Finanças
Quatro em cada dez brasileiros não têm reserva financeira para emergências, aponta Datafolha
Levantamento revela que grande parte da população ainda vive no limite e enfrenta dificuldades frequentes para lidar com imprevistos financeiros
Quatro em cada dez brasileiros (43%) afirmam não possuir dinheiro guardado para emergências, segundo pesquisa Datafolha divulgada nesta terça-feira (4). O levantamento mostra que, embora a maioria dos entrevistados declare organizar suas despesas com regularidade, um número ainda maior relata ter enfrentado pelo menos uma situação emergencial no último ano, como atraso no pagamento de contas.
O hábito de planejar os gastos mensais é comum no país: seis em cada dez entrevistados (59%) se consideram organizados financeiramente e 64% afirmam controlar as despesas regularmente. Os dados evidenciam um esforço coletivo para lidar com o aumento do custo de vida, mesmo diante da instabilidade econômica e do endividamento crescente.
No entanto, 84% dos participantes enfrentaram ao menos uma emergência financeira nos últimos 12 meses, como atraso em contas, necessidade de pedir dinheiro emprestado, uso de crédito ou até mesmo ficar com o nome negativado. Esses números ressaltam que, apesar da intenção de manter o controle financeiro, os imprevistos continuam impactando as finanças das famílias brasileiras.
Insatisfação financeira ainda é predominante
A insatisfação com a própria situação financeira prevalece entre os entrevistados: 46% disseram estar insatisfeitos, 38% se consideram neutros e apenas 16% declararam-se satisfeitos. Entre aqueles que acompanham de perto seus gastos, 82% estão no grupo dos satisfeitos, o que reforça a relação entre controle financeiro e sensação de estabilidade.

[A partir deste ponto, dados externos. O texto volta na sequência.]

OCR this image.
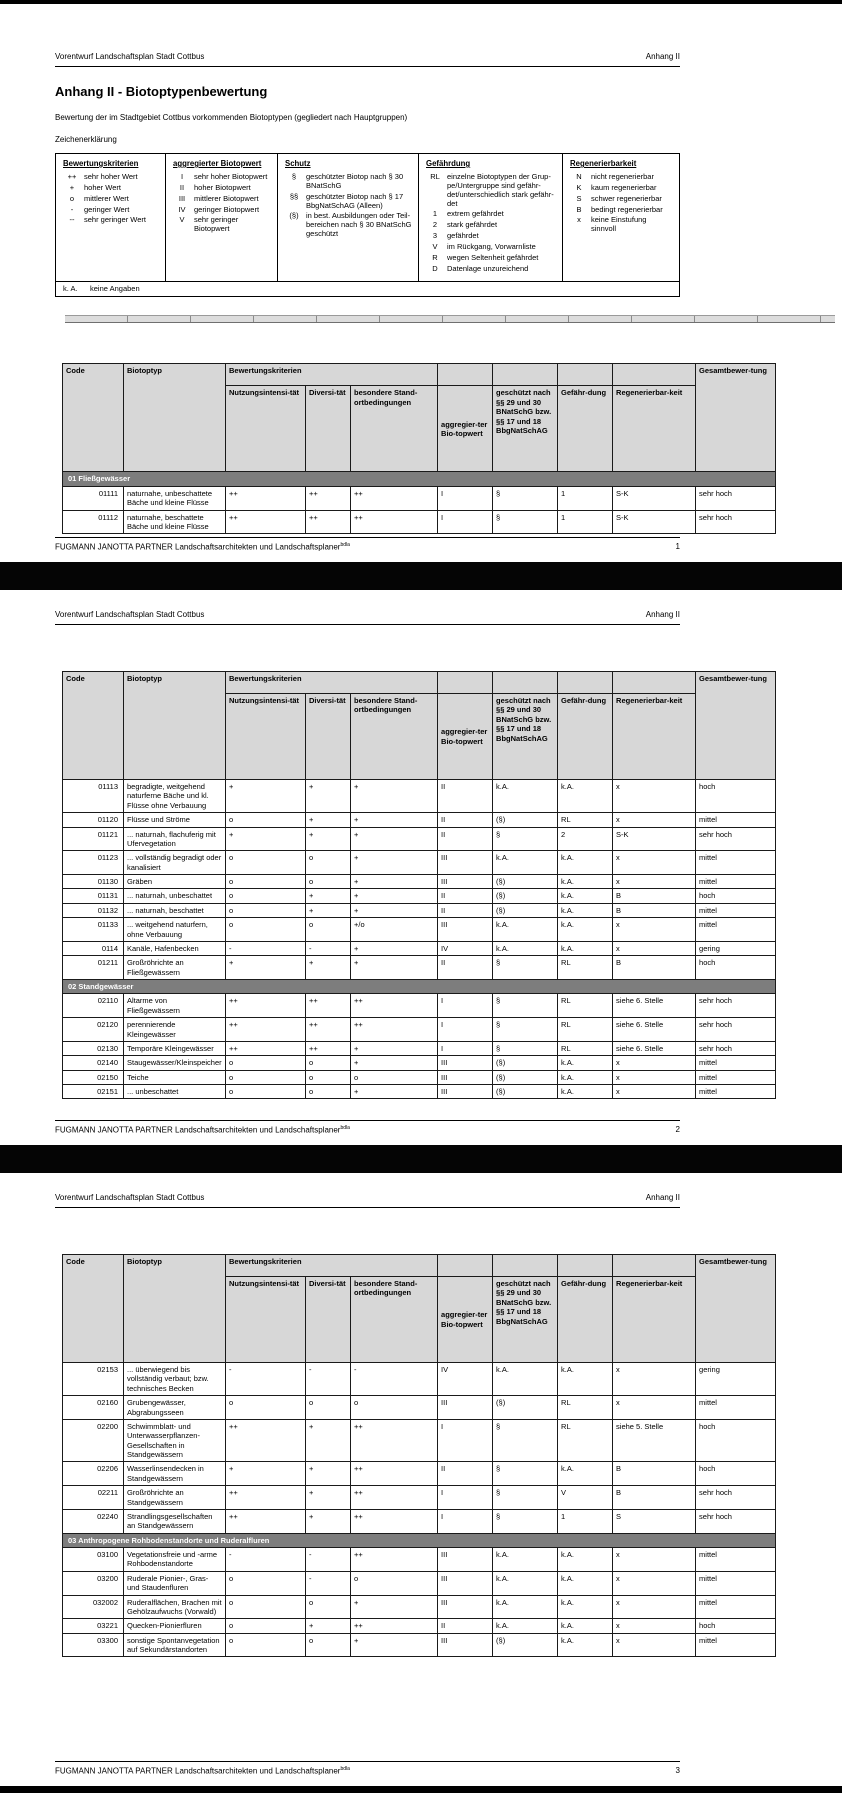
Vorentwurf Landschaftsplan Stadt Cottbus	Anhang II
Anhang II - Biotoptypenbewertung

Bewertung der im Stadtgebiet Cottbus vorkommenden Biotoptypen (gegliedert nach Hauptgruppen)

Zeichenerklärung

Bewertungskriterien
++	sehr hoher Wert
+	hoher Wert
o	mittlerer Wert
-	geringer Wert
--	sehr geringer Wert
aggregierter Biotopwert
I	sehr hoher Biotopwert
II	hoher Biotopwert
III	mittlerer Biotopwert
IV	geringer Biotopwert
V	sehr geringer Biotopwert
Schutz
§	geschützter Biotop nach § 30 BNatSchG
§§	geschützter Biotop nach § 17 BbgNatSchAG (Alleen)
(§) in best. Ausbildungen oder Teil-bereichen nach § 30 BNatSchG geschützt
Gefährdung
RL einzelne Biotoptypen der Grup-pe/Untergruppe sind gefähr-det/unterschiedlich stark gefähr-det
1	extrem gefährdet
2	stark gefährdet
3	gefährdet
V	im Rückgang, Vorwarnliste
R	wegen Seltenheit gefährdet
D	Datenlage unzureichend
Regenerierbarkeit
N	nicht regenerierbar
K	kaum regenerierbar
S	schwer regenerierbar
B	bedingt regenerierbar
x	keine Einstufung sinnvoll
k. A.	keine Angaben
Code	Biotoptyp	Bewertungskriterien							Gesamtbewer-tung
		Nutzungsintensi-tät	Diversi-tät	besondere Stand-ortbedingungen	aggregier-ter Bio-topwert	geschützt nach §§ 29 und 30 BNatSchG bzw. §§ 17 und 18 BbgNatSchAG	Gefähr-dung	Regenerierbar-keit	
01 Fließgewässer									
01111	naturnahe, unbeschattete Bäche und kleine Flüsse	++	++	++	I	§	1	S-K	sehr hoch
01112	naturnahe, beschattete Bäche und kleine Flüsse	++	++	++	I	§	1	S-K	sehr hoch
FUGMANN JANOTTA PARTNER Landschaftsarchitekten und Landschaftsplaner$^{bdla}$	1
Vorentwurf Landschaftsplan Stadt Cottbus	Anhang II
Code	Biotoptyp	Bewertungskriterien							Gesamtbewer-tung
		Nutzungsintensi-tät	Diversi-tät	besondere Stand-ortbedingungen	aggregier-ter Bio-topwert	geschützt nach §§ 29 und 30 BNatSchG bzw. §§ 17 und 18 BbgNatSchAG	Gefähr-dung	Regenerierbar-keit	
01113	begradigte, weitgehend naturferne Bäche und kl. Flüsse ohne Verbauung	+	+	+	II	k.A.	k.A.	x	hoch
01120	Flüsse und Ströme	o	+	+	II	(§)	RL	x	mittel
01121	... naturnah, flachuferig mit Ufervegetation	+	+	+	II	§	2	S-K	sehr hoch
01123	... vollständig begradigt oder kanalisiert	o	o	+	III	k.A.	k.A.	x	mittel
01130	Gräben	o	o	+	III	(§)	k.A.	x	mittel
01131	... naturnah, unbeschattet	o	+	+	II	(§)	k.A.	B	hoch
01132	... naturnah, beschattet	o	+	+	II	(§)	k.A.	B	mittel
01133	... weitgehend naturfern, ohne Verbauung	o	o	+/o	III	k.A.	k.A.	x	mittel
0114	Kanäle, Hafenbecken	-	-	+	IV	k.A.	k.A.	x	gering
01211	Großröhrichte an Fließgewässern	+	+	+	II	§	RL	B	hoch
02 Standgewässer									
02110	Altarme von Fließgewässern	++	++	++	I	§	RL	siehe 6. Stelle	sehr hoch
02120	perennierende Kleingewässer	++	++	++	I	§	RL	siehe 6. Stelle	sehr hoch
02130	Temporäre Kleingewässer	++	++	+	I	§	RL	siehe 6. Stelle	sehr hoch
02140	Staugewässer/Kleinspeicher	o	o	+	III	(§)	k.A.	x	mittel
02150	Teiche	o	o	o	III	(§)	k.A.	x	mittel
02151	... unbeschattet	o	o	+	III	(§)	k.A.	x	mittel
FUGMANN JANOTTA PARTNER Landschaftsarchitekten und Landschaftsplaner$^{bdla}$	2
Vorentwurf Landschaftsplan Stadt Cottbus	Anhang II
Code	Biotoptyp	Bewertungskriterien							Gesamtbewer-tung
		Nutzungsintensi-tät	Diversi-tät	besondere Stand-ortbedingungen	aggregier-ter Bio-topwert	geschützt nach §§ 29 und 30 BNatSchG bzw. §§ 17 und 18 BbgNatSchAG	Gefähr-dung	Regenerierbar-keit	
02153	... überwiegend bis vollständig verbaut; bzw. technisches Becken	-	-	-	IV	k.A.	k.A.	x	gering
02160	Grubengewässer, Abgrabungsseen	o	o	o	III	(§)	RL	x	mittel
02200	Schwimmblatt- und Unterwasserpflanzen-Gesellschaften in Standgewässern	++	+	++	I	§	RL	siehe 5. Stelle	hoch
02206	Wasserlinsendecken in Standgewässern	+	+	++	II	§	k.A.	B	hoch
02211	Großröhrichte an Standgewässern	++	+	++	I	§	V	B	sehr hoch
02240	Strandlingsgesellschaften an Standgewässern	++	+	++	I	§	1	S	sehr hoch
03 Anthropogene Rohbodenstandorte und Ruderalfluren									
03100	Vegetationsfreie und -arme Rohbodenstandorte	-	-	++	III	k.A.	k.A.	x	mittel
03200	Ruderale Pionier-, Gras- und Staudenfluren	o	-	o	III	k.A.	k.A.	x	mittel
032002	Ruderalflächen, Brachen mit Gehölzaufwuchs (Vorwald)	o	o	+	III	k.A.	k.A.	x	mittel
03221	Quecken-Pionierfluren	o	+	++	II	k.A.	k.A.	x	hoch
03300	sonstige Spontanvegetation auf Sekundärstandorten	o	o	+	III	(§)	k.A.	x	mittel
FUGMANN JANOTTA PARTNER Landschaftsarchitekten und Landschaftsplaner$^{bdla}$	3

Outro dado relevante é a dificuldade em equilibrar as contas: quase quatro em cada dez brasileiros (39%) afirmam conseguir pagar as despesas, mas sem sobras, enquanto 19% admitem que nem sempre conseguem quitar todas as obrigações do mês.
O descompasso entre intenção e prática financeira é evidente. Embora muitos se considerem organizados, grande parte ainda gasta mais do que ganha. Nos últimos 12 meses, 39% dos entrevistados admitiram ter encerrado o orçamento no vermelho — índice que sobe para 54% entre os que não se consideram planejados e para 53% entre os insatisfeitos com sua situação financeira. Além disso, metade (52%) afirma ter apenas uma noção aproximada das próprias despesas, sem saber exatamente quanto gasta por mês, o que reforça a dificuldade em manter o controle real do orçamento.
Planejamento sucessório é raro
A pesquisa também aponta que o planejamento financeiro dificilmente se estende ao futuro. Entre os respondentes, 56% já pensaram em como distribuir seus bens, mas apenas 7% formalizaram um testamento ou plano sucessório.
O levantamento ouviu 2 mil pessoas com 18 anos ou mais, das classes A, B e C, com acesso à internet, entre os dias 16 e 29 de julho, em todas as regiões do país. A margem de erro é de dois pontos percentuais, para mais ou para menos.